From the Golden Gate to Farallones

Film Still from “From the Golden Gate Bridge to the Farallones” Courtesy of Jack Bushell and Bushell Film.

Rarely do we ever get to read about the work of students graduating from one of the film and video programs in the Boston area. On Wednesday April 6, the Department of Visual and Media Arts at Emerson College presented its fifth annual festival of documentary films, featuring work completed by both undergraduate and graduate students at the college. Diverse in scope, the films presented on this evening truly emphasize the great filmmaking talent that is coming out of Emerson College, yet most of us in the blogosphere have barely paid any attention to them.

The evening started off with a journey to China by ways of Cheng Jing and Xianglong Li’s observational-style documentary “A Different New Year,” which follows two girls in China’s Sun Village—a voluntary adoption center for children whose parents are in prison. While the film won the Boston Creative Pro User Group Award for Best Editing, much of the story was difficult to follow and not because of the editing, but because of the subtitles.

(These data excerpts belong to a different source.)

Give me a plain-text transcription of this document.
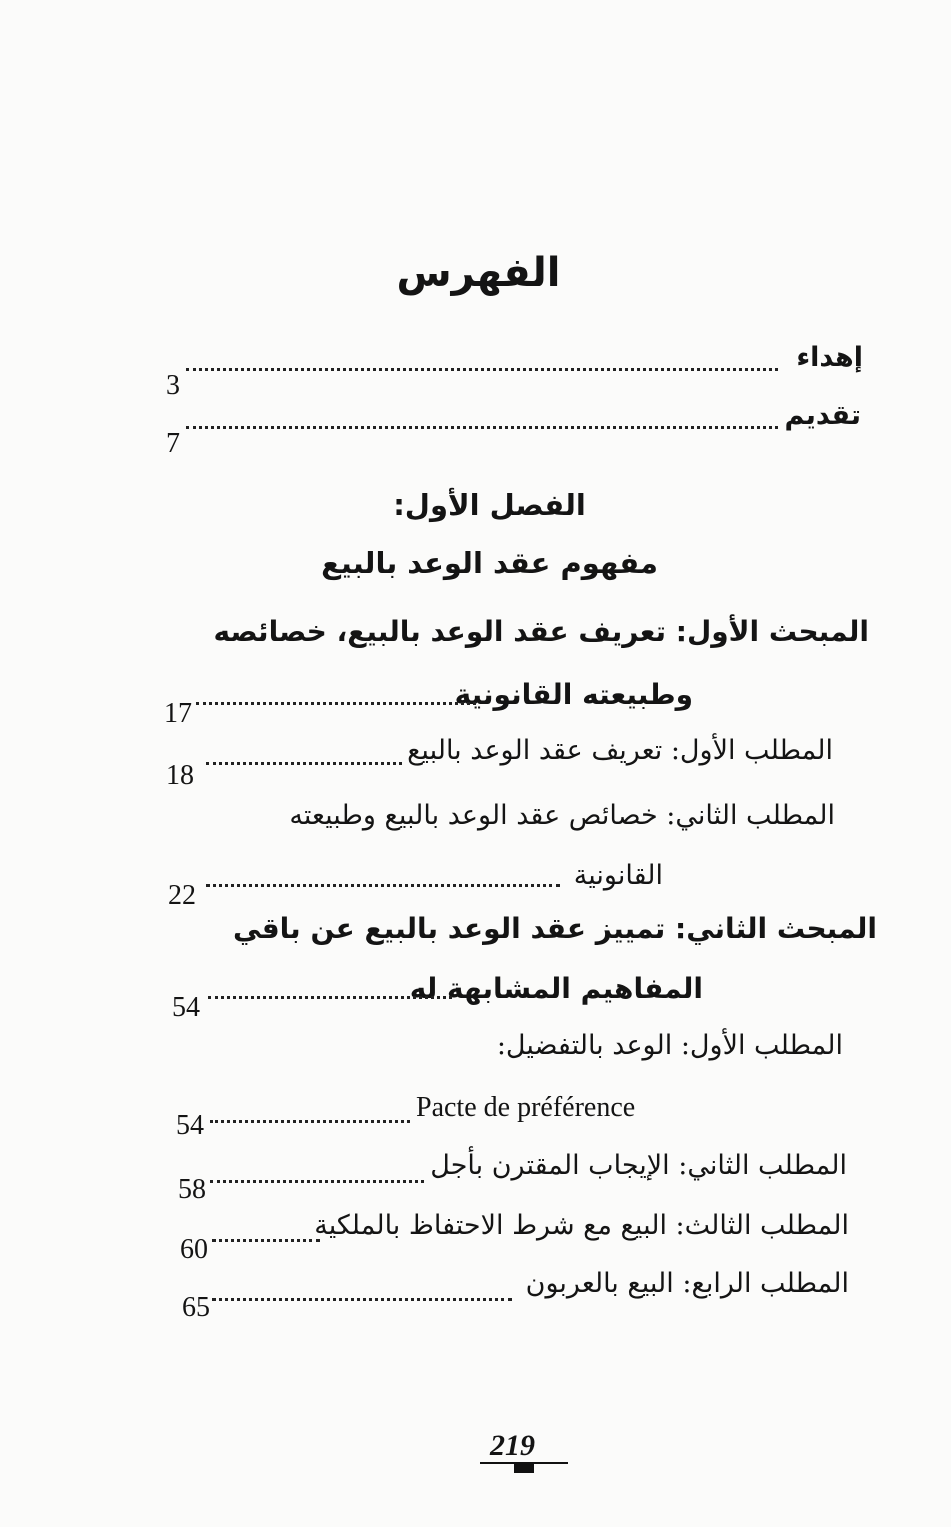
الفهرس
إهداء
3
تقديم
7
الفصل الأول:
مفهوم عقد الوعد بالبيع
المبحث الأول: تعريف عقد الوعد بالبيع، خصائصه
وطبيعته القانونية
17
المطلب الأول: تعريف عقد الوعد بالبيع
18
المطلب الثاني: خصائص عقد الوعد بالبيع وطبيعته
القانونية
22
المبحث الثاني: تمييز عقد الوعد بالبيع عن باقي
المفاهيم المشابهة له
54
المطلب الأول: الوعد بالتفضيل:
Pacte de préférence
54
المطلب الثاني: الإيجاب المقترن بأجل
58
المطلب الثالث: البيع مع شرط الاحتفاظ بالملكية
60
المطلب الرابع: البيع بالعربون
65
219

Dan Albright and Andy Keyes presented their film “A Living Wage”—an expository-style documentary that chronicles the struggles of two service workers at the forefront of the $15 minimum wage movement in Boston. A Living Wage is one of the dozens of films out there documenting the lives of people trying to survive on a paycheck-to-paycheck basis, I just wished the filmmakers had dug deeper into the lives of the two main characters to tell a much more compelling story.

a living wage

Film Still from “A Living Wage” by Dan Albright and Andy Keyes. Courtesy of Dan Albright and Andy Keyes.

With an almost experimental feel to it, undergraduate student Mustapha Kelloud directs an impressionistic and moody portrait of a blind man in “Out of Focus.” Shot using a soft-focus approach, the technique underscores the subject’s blindness and really gets to the heart of the matter, but the first couple of minutes of the film are unnecessarily too uncomfortable to watch—that’s if the sight of needles and blood make you feel slightly squirmish.

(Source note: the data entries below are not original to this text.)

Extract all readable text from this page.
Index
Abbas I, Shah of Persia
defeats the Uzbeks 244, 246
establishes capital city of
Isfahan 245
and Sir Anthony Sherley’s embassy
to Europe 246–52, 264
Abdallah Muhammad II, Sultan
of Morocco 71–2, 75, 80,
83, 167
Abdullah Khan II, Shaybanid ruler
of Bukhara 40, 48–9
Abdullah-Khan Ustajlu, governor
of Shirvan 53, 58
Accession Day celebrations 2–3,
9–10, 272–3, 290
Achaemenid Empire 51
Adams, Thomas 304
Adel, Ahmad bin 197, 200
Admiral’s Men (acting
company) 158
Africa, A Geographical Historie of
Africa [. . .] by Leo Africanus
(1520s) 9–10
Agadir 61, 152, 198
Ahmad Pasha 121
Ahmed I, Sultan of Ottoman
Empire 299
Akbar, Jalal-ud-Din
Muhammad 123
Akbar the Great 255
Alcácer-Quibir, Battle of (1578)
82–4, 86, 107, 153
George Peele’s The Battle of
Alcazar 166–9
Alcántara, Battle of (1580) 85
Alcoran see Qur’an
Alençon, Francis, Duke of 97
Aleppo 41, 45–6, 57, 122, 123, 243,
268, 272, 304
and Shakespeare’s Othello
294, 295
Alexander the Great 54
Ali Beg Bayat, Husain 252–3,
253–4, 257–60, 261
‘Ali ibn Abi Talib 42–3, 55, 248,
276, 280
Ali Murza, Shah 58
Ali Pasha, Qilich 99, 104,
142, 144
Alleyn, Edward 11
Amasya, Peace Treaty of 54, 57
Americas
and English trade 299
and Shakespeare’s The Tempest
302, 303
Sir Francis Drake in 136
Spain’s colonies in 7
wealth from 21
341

John General’s “A Dialogue with Islam,” sets out to investigate the question of whether or not Islam is a violent religion. Through the use of some personal archival video footage and interviews with leaders in the Greater-Boston Muslim community, General has set the stage for a more thorough investigation of this question for his next film.

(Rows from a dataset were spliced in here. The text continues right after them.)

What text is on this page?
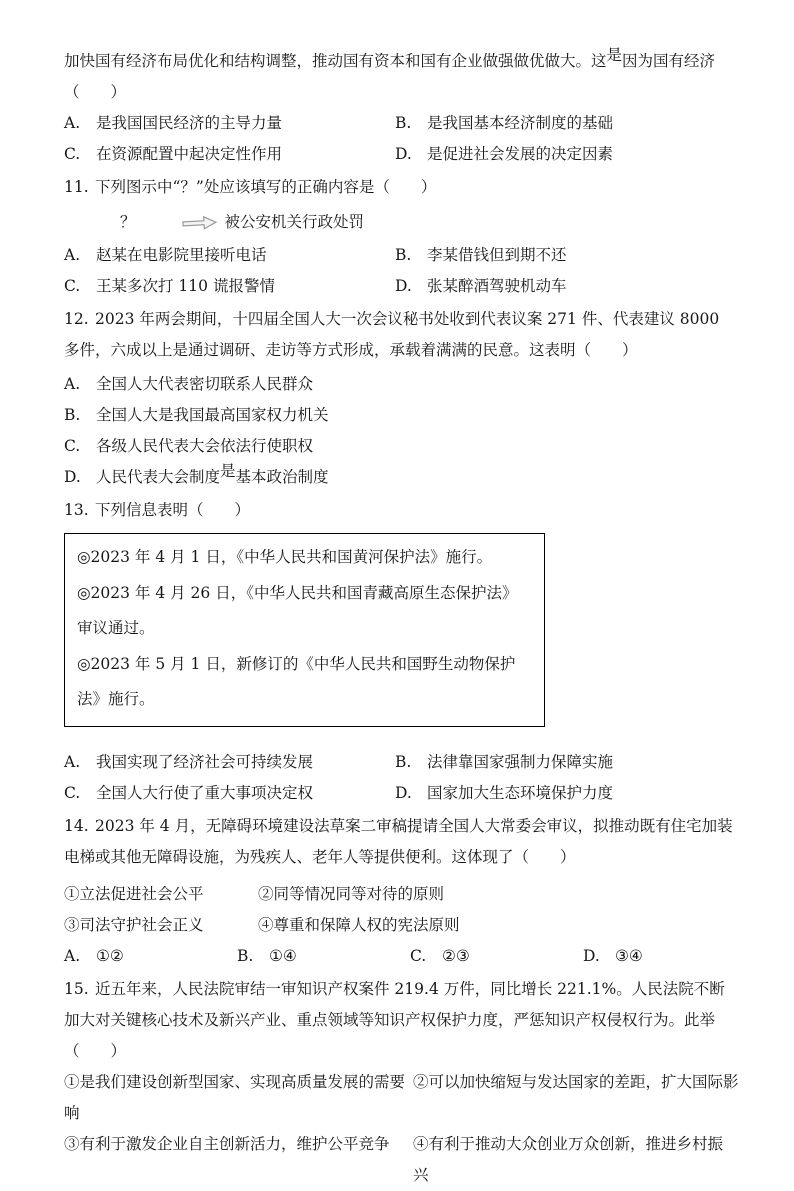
加快国有经济布局优化和结构调整，推动国有资本和国有企业做强做优做大。这是因为国有经济（　　）

A. 是我国国民经济的主导力量	B. 是我国基本经济制度的基础
C. 在资源配置中起决定性作用	D. 是促进社会发展的决定因素

11. 下列图示中“？”处应该填写的正确内容是（　　）

？	被公安机关行政处罚
A. 赵某在电影院里接听电话	B. 李某借钱但到期不还
C. 王某多次打 110 谎报警情	D. 张某醉酒驾驶机动车

12. 2023 年两会期间，十四届全国人大一次会议秘书处收到代表议案 271 件、代表建议 8000 多件，六成以上是通过调研、走访等方式形成，承载着满满的民意。这表明（　　）

A. 全国人大代表密切联系人民群众
B. 全国人大是我国最高国家权力机关
C. 各级人民代表大会依法行使职权
D. 人民代表大会制度是基本政治制度

13. 下列信息表明（　　）

◎2023 年 4 月 1 日，《中华人民共和国黄河保护法》施行。
◎2023 年 4 月 26 日，《中华人民共和国青藏高原生态保护法》审议通过。
◎2023 年 5 月 1 日，新修订的《中华人民共和国野生动物保护法》施行。
A. 我国实现了经济社会可持续发展	B. 法律靠国家强制力保障实施
C. 全国人大行使了重大事项决定权	D. 国家加大生态环境保护力度

14. 2023 年 4 月，无障碍环境建设法草案二审稿提请全国人大常委会审议，拟推动既有住宅加装电梯或其他无障碍设施，为残疾人、老年人等提供便利。这体现了（　　）

①立法促进社会公平	②同等情况同等对待的原则
③司法守护社会正义	④尊重和保障人权的宪法原则
A. ①②	B. ①④	C. ②③	D. ③④

15. 近五年来，人民法院审结一审知识产权案件 219.4 万件，同比增长 221.1%。人民法院不断加大对关键核心技术及新兴产业、重点领域等知识产权保护力度，严惩知识产权侵权行为。此举（　　）

①是我们建设创新型国家、实现高质量发展的需要 ②可以加快缩短与发达国家的差距，扩大国际影
响
③有利于激发企业自主创新活力，维护公平竞争	④有利于推动大众创业万众创新，推进乡村振兴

One of the most breathtaking and refreshingly shot documentaries of the night tells the story of marathon swimmer, Simon Dominguez as he attempts to become the first person to complete a 30-mile swim from Golden Gate Bridge to the Farallon Islands. Directed by undergraduate Jack Bushell, with cinematography by Bushell and Alec Rodrigues, “From the Golden Gate to the Farallones,” is both heartwrenching and inspiring.

Closing the night with another inspiring portrait is Hannah Engelson and her film “Jonah Stands Up,” about Jonah Bascle, a New Orleans artist, comedian and political activist born with muscular dystrophy.  Poignant, funny and memorable, the film reminds us all that life is always worth living to its fullest, just as Jonah did.